There has also been a substantial growth recently in the development and use of peer-to-peer (P2P) systems, in which all nodes have similar responsibilities and communication is symmetric. Successful P2P applications include content sharing (such as Napster, Gnutella, and Freenet) and large-scale storage systems. Peer-to-peer computing offers several advantages over earlier networked application architectures, including self-organization, availability, automatic load balancing, and scalability. Part of the success of these systems comes from their ability to harness idle storage and network resources, often offered by computers volunteered by their owners to participate in the system. This special issue contains three papers that cover key middleware topics associated with P2P systems. ``Managing Distributed Objects in Peer-to-Peer Systems'' by Kalogeraki and Chen focuses on effectively managing distributed objects in P2P systems to improve their end-to-end QoS. ``A Methodology for the Design of Distributed Search in P2P Middleware'' by Mischke and Stiller presents a survey of search techniques for finding and retrieving networked resources in large-scale P2P systems. ``A Self-Organizing Publish/Subscribe Middleware for Dynamic Peer-to-Peer Networks'' by Junginger and Lee describes group communication mechanisms that are tailored to meet the challenges of decentralized P2P systems.
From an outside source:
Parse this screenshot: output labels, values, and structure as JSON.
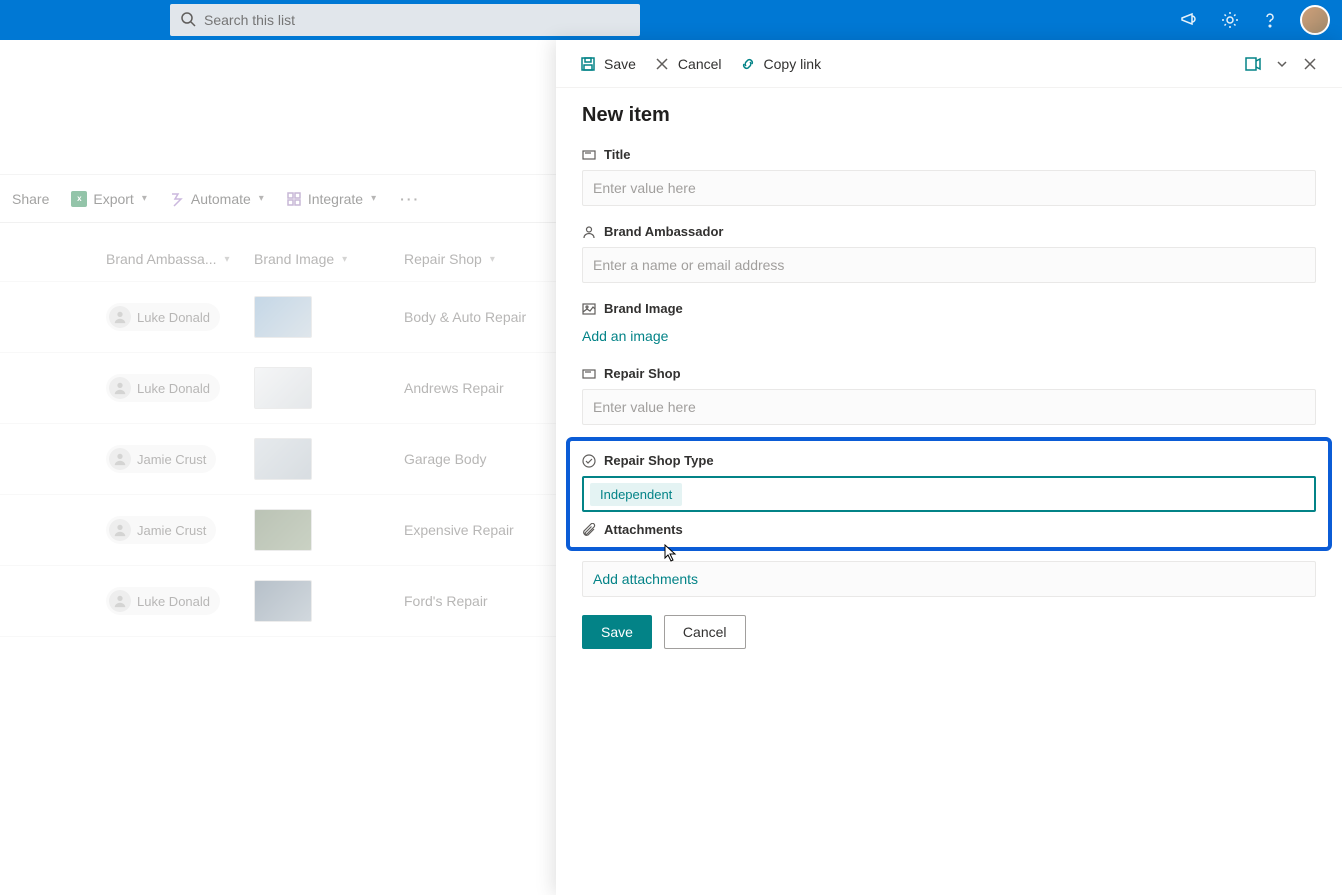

Middleware generally supports two models for component interaction: (1) a request-response communication model, in which a component invokes a point-to-point operation on another component, and (2) an event-based communication model, in which a component transmits arbitrarily-defined messages, called events, to other components. Event-based middleware is becoming popular for large-scale, heterogeneous distributed systems because it helps to reduce software dependencies and enhance system composability and evolution. The paper ``Composite Event Detection and Generic Middleware Extension'' by Pietzuch, Shand, and Bacon describes extensions to existing event-based middleware, such as the Java Messaging Service (JMS), that enables applications to subscribe to complex patterns of events, thereby reducing bandwidth consumption while maintaining low event notification latency.
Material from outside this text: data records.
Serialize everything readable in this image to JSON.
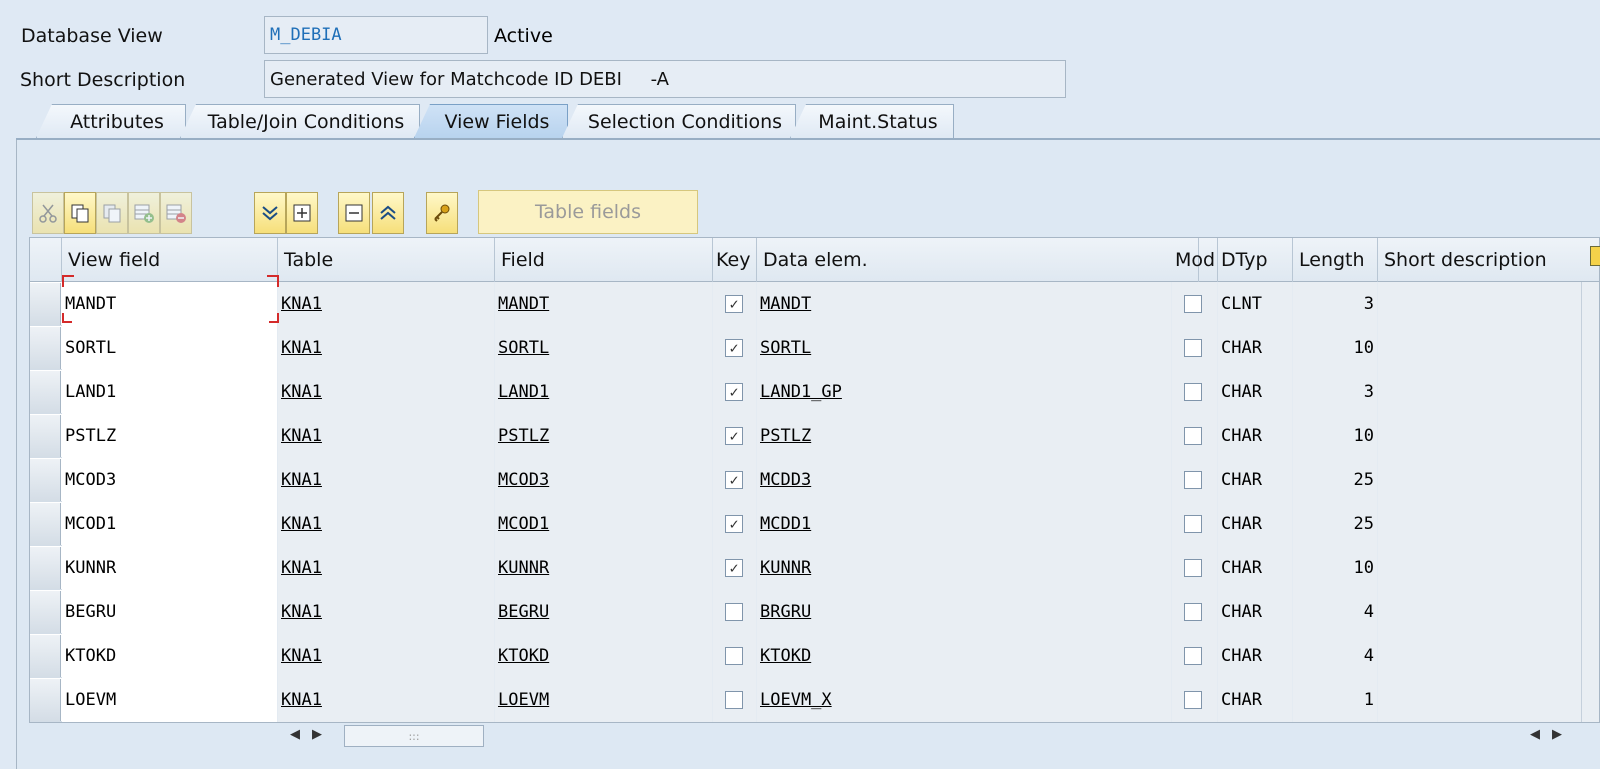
{
  "header": {
    "db_view_label": "Database View",
    "db_view_value": "M_DEBIA",
    "db_view_status": "Active",
    "short_desc_label": "Short Description",
    "short_desc_value": "Generated View for Matchcode ID DEBI     -A"
  },
  "tabs": [
    {
      "label": "Attributes",
      "active": false
    },
    {
      "label": "Table/Join Conditions",
      "active": false
    },
    {
      "label": "View Fields",
      "active": true
    },
    {
      "label": "Selection Conditions",
      "active": false
    },
    {
      "label": "Maint.Status",
      "active": false
    }
  ],
  "toolbar": {
    "icons": [
      "cut-icon",
      "copy-icon",
      "paste-icon",
      "insert-row-icon",
      "delete-row-icon",
      "expand-icon",
      "select-all-icon",
      "deselect-icon",
      "collapse-icon",
      "key-icon"
    ],
    "table_fields_label": "Table fields"
  },
  "columns": [
    "View field",
    "Table",
    "Field",
    "Key",
    "Data elem.",
    "Mod",
    "DTyp",
    "Length",
    "Short description"
  ],
  "rows": [
    {
      "view_field": "MANDT",
      "table": "KNA1",
      "field": "MANDT",
      "key": true,
      "data_elem": "MANDT",
      "mod": false,
      "dtyp": "CLNT",
      "length": "3",
      "short_description": ""
    },
    {
      "view_field": "SORTL",
      "table": "KNA1",
      "field": "SORTL",
      "key": true,
      "data_elem": "SORTL",
      "mod": false,
      "dtyp": "CHAR",
      "length": "10",
      "short_description": ""
    },
    {
      "view_field": "LAND1",
      "table": "KNA1",
      "field": "LAND1",
      "key": true,
      "data_elem": "LAND1_GP",
      "mod": false,
      "dtyp": "CHAR",
      "length": "3",
      "short_description": ""
    },
    {
      "view_field": "PSTLZ",
      "table": "KNA1",
      "field": "PSTLZ",
      "key": true,
      "data_elem": "PSTLZ",
      "mod": false,
      "dtyp": "CHAR",
      "length": "10",
      "short_description": ""
    },
    {
      "view_field": "MCOD3",
      "table": "KNA1",
      "field": "MCOD3",
      "key": true,
      "data_elem": "MCDD3",
      "mod": false,
      "dtyp": "CHAR",
      "length": "25",
      "short_description": ""
    },
    {
      "view_field": "MCOD1",
      "table": "KNA1",
      "field": "MCOD1",
      "key": true,
      "data_elem": "MCDD1",
      "mod": false,
      "dtyp": "CHAR",
      "length": "25",
      "short_description": ""
    },
    {
      "view_field": "KUNNR",
      "table": "KNA1",
      "field": "KUNNR",
      "key": true,
      "data_elem": "KUNNR",
      "mod": false,
      "dtyp": "CHAR",
      "length": "10",
      "short_description": ""
    },
    {
      "view_field": "BEGRU",
      "table": "KNA1",
      "field": "BEGRU",
      "key": false,
      "data_elem": "BRGRU",
      "mod": false,
      "dtyp": "CHAR",
      "length": "4",
      "short_description": ""
    },
    {
      "view_field": "KTOKD",
      "table": "KNA1",
      "field": "KTOKD",
      "key": false,
      "data_elem": "KTOKD",
      "mod": false,
      "dtyp": "CHAR",
      "length": "4",
      "short_description": ""
    },
    {
      "view_field": "LOEVM",
      "table": "KNA1",
      "field": "LOEVM",
      "key": false,
      "data_elem": "LOEVM_X",
      "mod": false,
      "dtyp": "CHAR",
      "length": "1",
      "short_description": ""
    }
  ],
  "colors": {
    "accent": "#1f6fb8",
    "toolbar_button": "#f6df7a",
    "focus": "#d42a2a"
  }
}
The next generation of large-scale networked applications (such as streaming video, Internet telephony, and interactive simulation systems) have increasingly stringent QoS requirements. In today's horizontally integrated and commoditized IT environment, these types of applications are being developed using multiple layers of hardware, operating systems, and middleware components. It has historically been hard to configure such large-scale networked applications that can simultaneously satisfy multiple QoS properties, such as security, timeliness, and reliability. Moreover, in the face of changing requirements and environments, there is a need for a more flexible software infrastructure that can be (re)configured dynamically to react to changing contexts. The paper ``Reflective Middleware for Integrating Network Monitoring with Adaptive Object Messaging'' by Han, Gutierrez-nolasco, and Venkatasubramanian describes how reflective middleware can be developed and used to adaptively configure, monitor, and control networked applications that possess a range of interdependent QoS properties.

As the papers in this special issue of IEEE Network attest, recent advances from the R&D community are enabling middleware to be applied successfully to meet the needs of next-generation networked applications. Although a great deal of hoopla on these topics have appeared the commercial software industry and trade press, it has been surprisingly hard to find solid technical material on the strengths and weaknesses of middleware for these exciting new applications. The papers in this special issue are intended to help replace the hype with solid technical results. We encourage you to get involved with others working on these topics and to contribute your insights and experience in future middleware conferences, journals, and other publication venues.